El médico y las enfermeras aprovecharon mi inconsciencia para entablillar la pierna. No era una posición cómoda, pero al menos si no veía el hueso me sentía más tranquila y era capaz de disimular el dolor. El médico, los camilleros, las enfermeras y dos hombres del seguro discutían qué hacer conmigo. Nunca había visto tanta gente en una consulta, por lo general está el médico, el paciente y un acompañante. Yo no era un caso especial; la puerta estaba abierta y alcanzaba a ver otros consultorios; el enfermo yacía y lo acompañaban el médico, más de dos enfermeras y la familia completa. Todos recibían al mismo tiempo la noticia y opinaban al mismo tiempo a gritos. La multitud en los consultorios no estorbaba; porque en Egipto, son los mismos hombres los que te acompañan a la mezquita durante la oración y en la consulta durante la enfermedad.

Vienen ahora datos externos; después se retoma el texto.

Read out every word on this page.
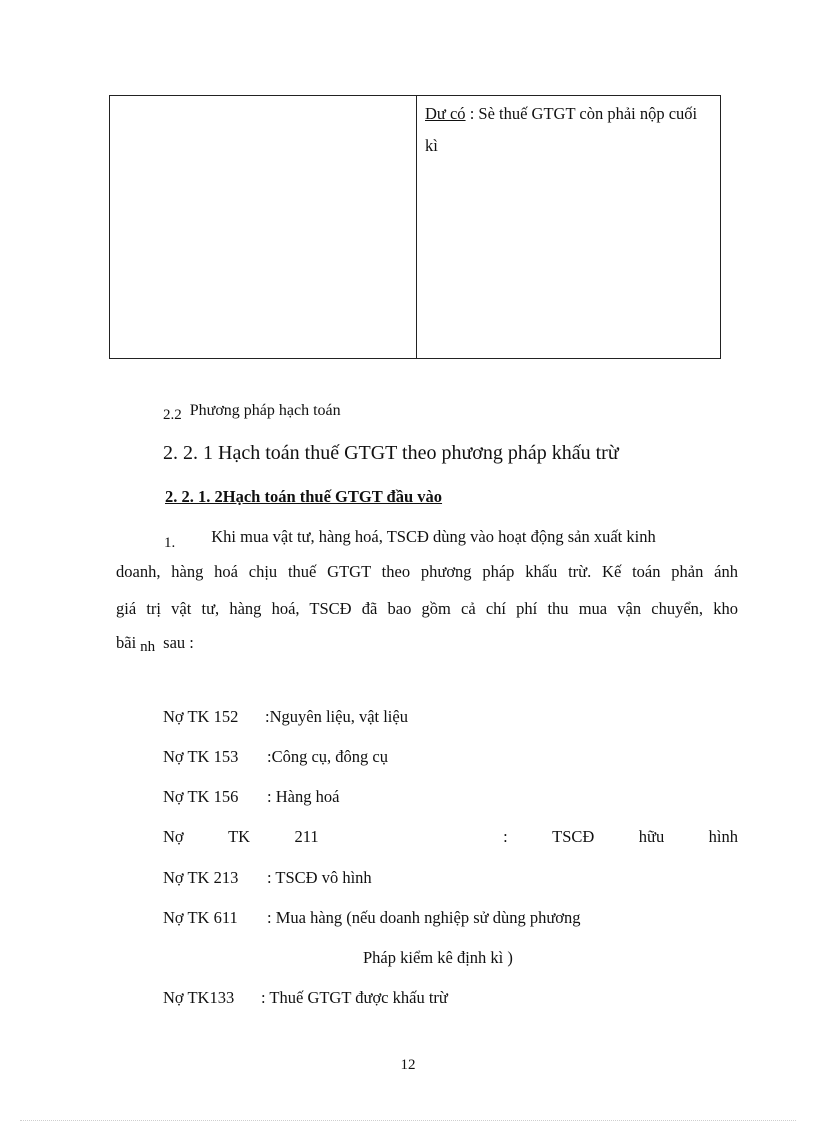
Dư có : Sè thuế GTGT còn phải nộp cuối kì
2.2 Phương pháp hạch toán
2. 2. 1 Hạch toán thuế GTGT theo phương pháp khấu trừ
2. 2. 1. 2Hạch toán thuế GTGT đầu vào
1. Khi mua vật tư, hàng hoá, TSCĐ dùng vào hoạt động sản xuất kinh
doanh, hàng hoá chịu thuế GTGT theo phương pháp khấu trừ. Kế toán phản ánh
giá trị vật tư, hàng hoá, TSCĐ đã bao gồm cả chí phí thu mua vận chuyển, kho
bãi nh sau :
Nợ TK 152 :Nguyên liệu, vật liệu
Nợ TK 153 :Công cụ, đông cụ
Nợ TK 156 : Hàng hoá
Nợ	TK	211	:	TSCĐ	hữu	hình
Nợ TK 213 : TSCĐ vô hình
Nợ TK 611 : Mua hàng (nếu doanh nghiệp sử dùng phương
Pháp kiểm kê định kì )
Nợ TK133 : Thuế GTGT được khấu trừ
12
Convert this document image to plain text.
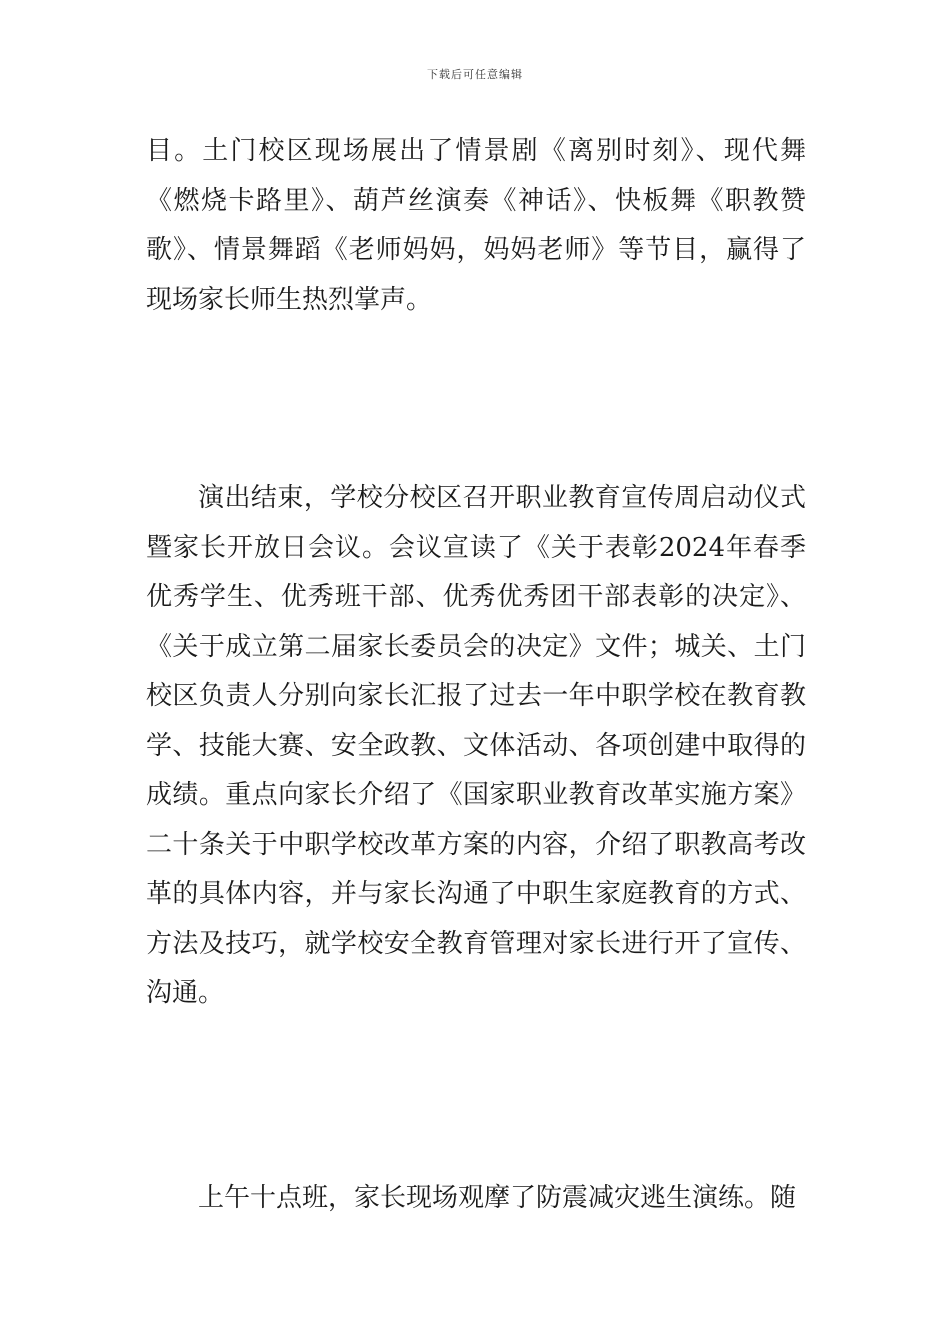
下载后可任意编辑

目。土门校区现场展出了情景剧《离别时刻》、现代舞《燃烧卡路里》、葫芦丝演奏《神话》、快板舞《职教赞歌》、情景舞蹈《老师妈妈，妈妈老师》等节目，赢得了现场家长师生热烈掌声。

演出结束，学校分校区召开职业教育宣传周启动仪式暨家长开放日会议。会议宣读了《关于表彰2024年春季优秀学生、优秀班干部、优秀优秀团干部表彰的决定》、《关于成立第二届家长委员会的决定》文件；城关、土门校区负责人分别向家长汇报了过去一年中职学校在教育教学、技能大赛、安全政教、文体活动、各项创建中取得的成绩。重点向家长介绍了《国家职业教育改革实施方案》二十条关于中职学校改革方案的内容，介绍了职教高考改革的具体内容，并与家长沟通了中职生家庭教育的方式、方法及技巧，就学校安全教育管理对家长进行开了宣传、沟通。

上午十点班，家长现场观摩了防震减灾逃生演练。随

Se hizo el silencio en mi consultorio. El médico comenzó a hablar lentamente, esperando a que uno de los hombres del seguro tradujera. En pocas palabras, por el tipo de fractura, tenían que operar para salvar la pierna. ¿Y si me operaran en casa? El vuelo sería imposible. El dolor era insoportable y además se podría formar un coagulo y perdería la pierna. El Cairo parece tan remoto. La única referencia medica con la que contaba, era el excelente trabajo que hicieron con la momia de Ramsés II. Con pavor acepté que operaran y cerré los ojos.


La punzada me hizo despertar. Abrí lentamente los ojos y vi la pierna entablillada. Creí que la operación sería inmediatamente. Alcé la sábana para mirar mis piernas. Faltaba una. Cortaron una pierna, mientras que la otra seguía entablillada. Con horror vi el muñón vendado. Lo tomé con calma. Nada de lo que sucedió después del accidente me parecía real. El accidente en El Cairo era como un sueño y si eso era un sueño, seguro que seguía soñando. En éste punto, nada me sorprendía. Añadir una cosa más a la lista no cambiaba las cosas. Seguramente son expertos en reconstruir cuerpos, la vida entre tanta arena debe ser brutal, ¿qué dificultad encontrarán en una pierna rota y un muñón? No hay por qué escandalizarse. Sólo es un muñón.


Al principio lo tomé con calma, pero el dolor continuaba. Grité y fue entonces que abrí los ojos de verdad. Un sueño dentro de otro sueño. ¿Y si fuera la continuación del primer sueño? Las noches no son tan largas. Parecía que llevaba meses en El Cairo, los días se me confundían. No sé si dormía demasiado o si nunca cerraba los ojos. Los acontecimientos parecían interminables, una especie de purgatorio, en la que no tenía otra opción que esperar pacientemente un tiempo indeterminado a que otros actuaran por mí.


“Tranquila, es la fiebre. Te operarán, pero en otro hospital. Mientras dormías arreglé todo. He encontrado al especialista”. Mohamed había llegado justo a tiempo, mi único contacto en El Cairo; dijo que lo había arreglado todo y confiaba en él, sin importar que fuera la tercera vez en mi vida que lo veía. Lo último que vi antes de entrar al quirófano, fue a Mohamed, señalando hacía arriba con el índice.


Cuando salí de la operación, dejándome conducir y asintiendo a todo lo que me decían aunque no entendiera nada, me sorprendí de encontrar a Mohamed en la habitación. “As salaam alykum”, sonrieron por mis balbuceos árabes. “Aleikum as salama. Qué bueno es verte. Estás lejos de casa, pero ahora somos familia. Entonces es lo mismo que estar en casa”. Quizá era la situación, que momentáneamente me hizo sensible, pero si ésta tierra vio que de una piedra en el desierto brotaba agua, era de esperar que mis sentimientos rocosos terminaran por ceder.


Mis dos piernas se encontraban en su lugar, una, reforzada por una placa de titanio y una venda que cubría las 30 grapas con las que cerraron la herida. Después de explicarme la operación y que permanecería al menos una semana en El Cairo, pregunté si volvería a caminar. El médico y las enfermeras esperaban la traducción de Mohamed. Todos nos miramos. Sabía la respuesta. Con el índice apuntando al cielo y perfectamente coordinados respondieron “In sa´Allah”.